Рукотворное море | страница 16



Представлял ли я себе с достаточной отчетливостью, что такое шальная пуля, или внезапный артналет, или роковая мина противника? По-настоящему я испугался на фронте дважды: когда не пошел на рекогносцировку с командиром одного отдельного артполка, чтобы выбрать новое место для командного пункта, и когда тяжело ранило, подорвался на мине командир комендантского взвода. Я, если бы был там, шел бы на его месте и точно так же не перепрыгнул через поваленный ствол, а обязательно наступил бы на него; и второй раз, когда в землянке командира роты, у которого я в те дни жил, кто-то, перезаряжая автомат, выпустил очередь, прострелил сапоги, стоявшие возле стены, — мои остались целы, так как я их в тот раз не снял.

А однажды мы с командиром части попали под обстрел. Он стал пригибаться, перебегать, хоронясь за уцелевшими деревьями и в воронках от снарядов. Он кричал на меня, чтобы я делал точно так же. Я шел по битому полю, не обращая внимания на обстрел. Не потому, что я был храбрым, и даже не потому, что я был фаталистом. Скорее всего, просто потому, что опрокинувшаяся на всех нас беда войны, и на меня лично еще и беда болезни, как бы перелицевала и инстинкт самосохранения, и веру в будущее, и естественную человеческую способность испытывать страх.

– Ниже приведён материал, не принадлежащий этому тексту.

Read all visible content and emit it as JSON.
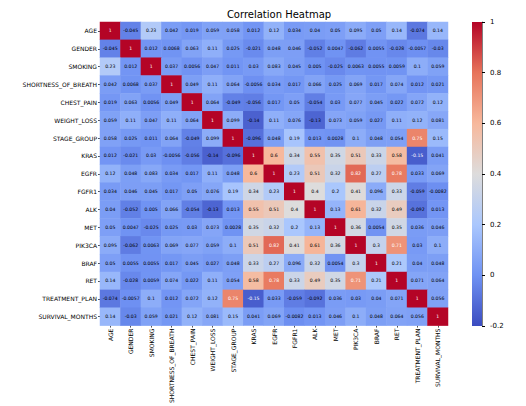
{
  "chart_data": {
    "type": "heatmap",
    "title": "Correlation Heatmap",
    "categories": [
      "AGE",
      "GENDER",
      "SMOKING",
      "SHORTNESS_OF_BREATH",
      "CHEST_PAIN",
      "WEIGHT_LOSS",
      "STAGE_GROUP",
      "KRAS",
      "EGFR",
      "FGFR1",
      "ALK",
      "MET",
      "PIK3CA",
      "BRAF",
      "RET",
      "TREATMENT_PLAN",
      "SURVIVAL_MONTHS"
    ],
    "values": [
      [
        1,
        -0.045,
        0.23,
        0.042,
        0.019,
        0.059,
        0.058,
        0.012,
        0.12,
        0.034,
        0.04,
        0.05,
        0.095,
        0.05,
        0.14,
        -0.074,
        0.14
      ],
      [
        -0.045,
        1,
        0.012,
        0.0068,
        0.063,
        0.11,
        0.025,
        -0.021,
        0.048,
        0.046,
        -0.052,
        0.0047,
        -0.062,
        0.0055,
        -0.028,
        -0.0057,
        -0.03
      ],
      [
        0.23,
        0.012,
        1,
        0.037,
        0.0056,
        0.047,
        0.011,
        0.03,
        0.083,
        0.045,
        0.005,
        -0.025,
        0.0063,
        0.0055,
        0.0059,
        0.1,
        0.059
      ],
      [
        0.042,
        0.0068,
        0.037,
        1,
        0.049,
        0.11,
        0.064,
        -0.0056,
        0.034,
        0.017,
        0.066,
        0.025,
        0.069,
        0.017,
        0.074,
        0.012,
        0.021
      ],
      [
        0.019,
        0.063,
        0.0056,
        0.049,
        1,
        0.064,
        -0.049,
        -0.056,
        0.017,
        0.05,
        -0.054,
        0.03,
        0.077,
        0.045,
        0.022,
        0.072,
        0.12
      ],
      [
        0.059,
        0.11,
        0.047,
        0.11,
        0.064,
        1,
        0.099,
        -0.14,
        0.11,
        0.076,
        -0.13,
        0.073,
        0.059,
        0.027,
        0.11,
        0.12,
        0.081
      ],
      [
        0.058,
        0.025,
        0.011,
        0.064,
        -0.049,
        0.099,
        1,
        -0.096,
        0.048,
        0.19,
        0.013,
        0.0028,
        0.1,
        0.048,
        0.054,
        0.75,
        0.15
      ],
      [
        0.012,
        -0.021,
        0.03,
        -0.0056,
        -0.056,
        -0.14,
        -0.096,
        1,
        0.6,
        0.34,
        0.55,
        0.35,
        0.51,
        0.33,
        0.58,
        -0.15,
        0.041
      ],
      [
        0.12,
        0.048,
        0.083,
        0.034,
        0.017,
        0.11,
        0.048,
        0.6,
        1,
        0.23,
        0.51,
        0.32,
        0.82,
        0.27,
        0.78,
        0.033,
        0.069
      ],
      [
        0.034,
        0.046,
        0.045,
        0.017,
        0.05,
        0.076,
        0.19,
        0.34,
        0.23,
        1,
        0.4,
        0.2,
        0.41,
        0.096,
        0.33,
        -0.059,
        -0.0082
      ],
      [
        0.04,
        -0.052,
        0.005,
        0.066,
        -0.054,
        -0.13,
        0.013,
        0.55,
        0.51,
        0.4,
        1,
        0.13,
        0.61,
        0.32,
        0.49,
        -0.092,
        0.013
      ],
      [
        0.05,
        0.0047,
        -0.025,
        0.025,
        0.03,
        0.073,
        0.0028,
        0.35,
        0.32,
        0.2,
        0.13,
        1,
        0.36,
        0.0054,
        0.35,
        0.036,
        0.046
      ],
      [
        0.095,
        -0.062,
        0.0063,
        0.069,
        0.077,
        0.059,
        0.1,
        0.51,
        0.82,
        0.41,
        0.61,
        0.36,
        1,
        0.3,
        0.71,
        0.03,
        0.1
      ],
      [
        0.05,
        0.0055,
        0.0055,
        0.017,
        0.045,
        0.027,
        0.048,
        0.33,
        0.27,
        0.096,
        0.32,
        0.0054,
        0.3,
        1,
        0.21,
        0.04,
        0.048
      ],
      [
        0.14,
        -0.028,
        0.0059,
        0.074,
        0.022,
        0.11,
        0.054,
        0.58,
        0.78,
        0.33,
        0.49,
        0.35,
        0.71,
        0.21,
        1,
        0.071,
        0.064
      ],
      [
        -0.074,
        -0.0057,
        0.1,
        0.012,
        0.072,
        0.12,
        0.75,
        -0.15,
        0.033,
        -0.059,
        -0.092,
        0.036,
        0.03,
        0.04,
        0.071,
        1,
        0.056
      ],
      [
        0.14,
        -0.03,
        0.059,
        0.021,
        0.12,
        0.081,
        0.15,
        0.041,
        0.069,
        -0.0082,
        0.013,
        0.046,
        0.1,
        0.048,
        0.064,
        0.056,
        1
      ]
    ],
    "colorbar_lim": [
      -0.2,
      1
    ],
    "colorbar_ticks": [
      -0.2,
      0,
      0.2,
      0.4,
      0.6,
      0.8,
      1
    ],
    "data_labels": true
  }
}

Одним словом, говоря коротко, я так плохо болел перед самой войной, так медленно выздоравливал, да и не полностью еще выздоровел, что к своему участию в войне, к своему положению на фронте, к своей фронтовой участи я относился с фаталистическим спокойствием — убьют так убьют. Я не боялся смерти, это мгновение, только бы не ранило тяжело, но и то я верил, что от боли спасусь, потеряв сознание. Поэтому, не выхваляясь, я скажу, что я не боялся обстрелов.


В атаки я не ходил, в окружении не был, даже под сильную бомбежку не попадал. Война для меня была — дороги, дороги, дороги, разбитые асфальтом шоссе, проселки…

И дикие перегрузки, когда по немыслимой грязи нужно было протопать с вещевым мешком двадцать, а то и тридцать километров.

Когда на войне погибает солдат, он погибает во имя долга. Потомки чтут его память. Слава принадлежит ему. Если он погиб, совершая подвиг, внуки и правнуки будут им гордиться. Он своей смертью вдохновляет своих потомков на жизнь полной грудью.

Когда в глубоком тылу погибает женщина, жена и мать, своей тихой, незаметной кончиной, смертью беззащитного существа — нас, оставшихся жить, лишает душевного покоя.